Median absolute deviation aggregations

The median_absolute_deviation metric is a single-value metric aggregation that returns a median absolute deviation field. Median absolute deviation is a statistical measure of data variability. Because the median absolute deviation measures dispersion from the median, it provides a more robust measure of variability that is less affected by outliers in a dataset.

Median absolute deviation is calculated as follows:
median_absolute_deviation = median(|Xi - Median(Xi)|)

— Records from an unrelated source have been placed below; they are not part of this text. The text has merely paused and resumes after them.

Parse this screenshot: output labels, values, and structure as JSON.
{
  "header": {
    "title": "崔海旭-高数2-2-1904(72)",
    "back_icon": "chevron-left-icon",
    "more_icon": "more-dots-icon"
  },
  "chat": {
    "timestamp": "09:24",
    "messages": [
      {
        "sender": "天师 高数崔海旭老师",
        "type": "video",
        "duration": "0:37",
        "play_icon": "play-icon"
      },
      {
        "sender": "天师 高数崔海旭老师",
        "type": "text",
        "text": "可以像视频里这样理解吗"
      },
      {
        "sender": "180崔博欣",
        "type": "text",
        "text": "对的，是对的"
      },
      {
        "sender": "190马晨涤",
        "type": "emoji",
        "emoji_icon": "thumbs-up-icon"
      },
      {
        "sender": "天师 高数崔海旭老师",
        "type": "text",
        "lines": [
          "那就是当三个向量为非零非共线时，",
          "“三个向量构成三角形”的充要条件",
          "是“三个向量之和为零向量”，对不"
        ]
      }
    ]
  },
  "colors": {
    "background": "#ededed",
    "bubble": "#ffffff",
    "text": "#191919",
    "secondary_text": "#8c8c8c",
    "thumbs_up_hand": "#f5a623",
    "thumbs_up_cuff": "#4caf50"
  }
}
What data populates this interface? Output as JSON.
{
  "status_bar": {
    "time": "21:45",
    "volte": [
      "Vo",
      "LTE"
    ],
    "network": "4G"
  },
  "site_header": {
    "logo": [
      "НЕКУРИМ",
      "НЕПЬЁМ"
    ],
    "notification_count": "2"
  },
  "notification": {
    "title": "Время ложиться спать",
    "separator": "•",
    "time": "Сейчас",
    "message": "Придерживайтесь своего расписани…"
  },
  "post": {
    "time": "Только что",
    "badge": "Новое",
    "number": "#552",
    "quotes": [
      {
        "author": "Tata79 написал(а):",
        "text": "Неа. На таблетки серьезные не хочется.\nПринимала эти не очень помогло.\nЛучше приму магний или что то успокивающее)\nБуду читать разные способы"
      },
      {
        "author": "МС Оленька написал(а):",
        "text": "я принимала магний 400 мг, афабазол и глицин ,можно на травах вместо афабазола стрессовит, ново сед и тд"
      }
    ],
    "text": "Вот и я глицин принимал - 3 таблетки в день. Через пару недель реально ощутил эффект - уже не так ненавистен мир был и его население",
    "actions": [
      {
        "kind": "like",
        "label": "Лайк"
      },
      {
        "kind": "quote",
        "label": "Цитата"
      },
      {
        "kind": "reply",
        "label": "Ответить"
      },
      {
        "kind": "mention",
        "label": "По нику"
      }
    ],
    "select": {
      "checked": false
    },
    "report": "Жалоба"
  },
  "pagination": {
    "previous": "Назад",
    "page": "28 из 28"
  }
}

The following example calculates the median absolute deviation of the DistanceMiles field in the sample dataset opensearch_dashboards_sample_data_flights:

  1. GET opensearch_dashboards_sample_data_flights/_search
  2. {
  3. "size": 0,
  4. "aggs": {
  5. "median_absolute_deviation_DistanceMiles": {
  6. "median_absolute_deviation": {
  7. "field": "DistanceMiles"
  8. }
  9. }
  10. }
  11. }

copy

Example response

  1. {
  2. "took": 35,
  3. "timed_out": false,
  4. "_shards": {
  5. "total": 1,
  6. "successful": 1,
  7. "skipped": 0,
  8. "failed": 0
  9. },
  10. "hits": {
  11. "total": {
  12. "value": 10000,
  13. "relation": "gte"
  14. },
  15. "max_score": null,
  16. "hits": []
  17. },
  18. "aggregations": {
  19. "median_absolute_deviation_distanceMiles": {
  20. "value": 1829.8993624441966
  21. }
  22. }
  23. }

Missing

By default, if a field is missing or has a null value in a document, it is ignored during computation. However, you can specify a value to be used for those missing or null fields by using the missing parameter, as shown in the following request:

  1. GET opensearch_dashboards_sample_data_flights/_search
  2. {
  3. "size": 0,
  4. "aggs": {
  5. "median_absolute_deviation_distanceMiles": {
  6. "median_absolute_deviation": {
  7. "field": "DistanceMiles",
  8. "missing": 1000
  9. }
  10. }
  11. }
  12. }

copy

Example response

  1. {
  2. "took": 7,
  3. "timed_out": false,
  4. "_shards": {
  5. "total": 1,
  6. "successful": 1,
  7. "skipped": 0,
  8. "failed": 0
  9. },
  10. "hits": {
  11. "total": {
  12. "value": 10000,
  13. "relation": "gte"
  14. },
  15. "max_score": null,
  16. "hits": []
  17. },
  18. "aggregations": {
  19. "median_absolute_deviation_distanceMiles": {
  20. "value": 1829.6443646143355
  21. }
  22. }
  23. }

Compression

The median absolute deviation is calculated using the t-digest data structure, which balances between performance and estimation accuracy through the compression parameter (default value: 1000). Adjusting the compression value affects the trade-off between computational efficiency and precision. Lower compression values improve performance but may reduce estimation accuracy, while higher values enhance accuracy at the cost of increased computational overhead, as shown in the following request:

  1. GET opensearch_dashboards_sample_data_flights/_search
  2. {
  3. "size": 0,
  4. "aggs": {
  5. "median_absolute_deviation_DistanceMiles": {
  6. "median_absolute_deviation": {
  7. "field": "DistanceMiles",
  8. "compression": 10
  9. }
  10. }
  11. }
  12. }

copy

Example response

  1. {
  2. "took": 1,
  3. "timed_out": false,
  4. "_shards": {
  5. "total": 1,
  6. "successful": 1,
  7. "skipped": 0,
  8. "failed": 0
  9. },
  10. "hits": {
  11. "total": {
  12. "value": 10000,
  13. "relation": "gte"
  14. },
  15. "max_score": null,
  16. "hits": []
  17. },
  18. "aggregations": {
  19. "median_absolute_deviation_DistanceMiles": {
  20. "value": 1836.265614211182
  21. }
  22. }
  23. }